Incliné mi cabeza y capturé uno de sus pezones entre mis dientes, no con suavidad, sino con una ferocidad posesiva que la hizo arquearse bajo mí con un grito entrecortado. No fue un grito de dolor puro; había en él una nota de shock placentero, una rendición que alimentó el fuego que me consumía por dentro. Mordí, suave al principio, luego con más fuerza, hasta que su piel llevaría el recuerdo de mis dientes durante horas. Sabía que le dolería, y la idea me excitó aún más.
Mientras mi boca trabajaba en su seno, mis caderas, que nunca habían llegado a detenerse por completo, encontraron un nuevo ritmo. Un ritmo más lento, más profundo, más deliberadamente tortuoso. La sentía vibrar bajo mí, cada embestida mía la sacudía, cada retirada la dejaba jadeando, buscando el contacto que yo le negaba por un instante cruel.
La escena frente a mí era tan obscenamente erótica que creí que enloquecería.

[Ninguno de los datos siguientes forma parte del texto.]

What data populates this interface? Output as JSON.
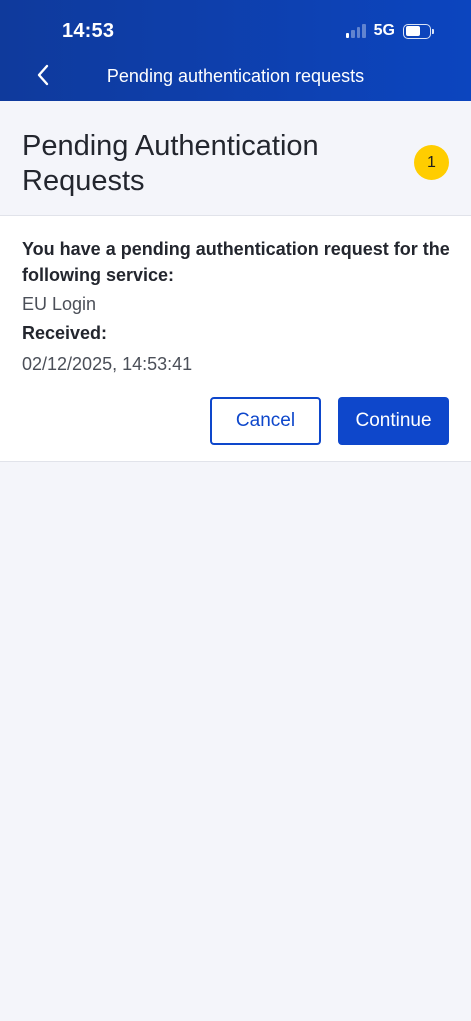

Clara, completamente desnuda y entregada sobre mis sábanas negras, su piel contrastando con la oscuridad del satén. Sus pechos marcados , su boca entreabierta emitiendo sonidos que eran mitad protesta, mitad súplica. Sus ojos vidriosos, nadando en un mar de lágrimas no derramadas y una lujuria que no podía ocultar. Y yo, sobre ella, dentro de ella, moviéndome con una determinación animal que brotaba de un pozo de necesidad de dos años de profundidad.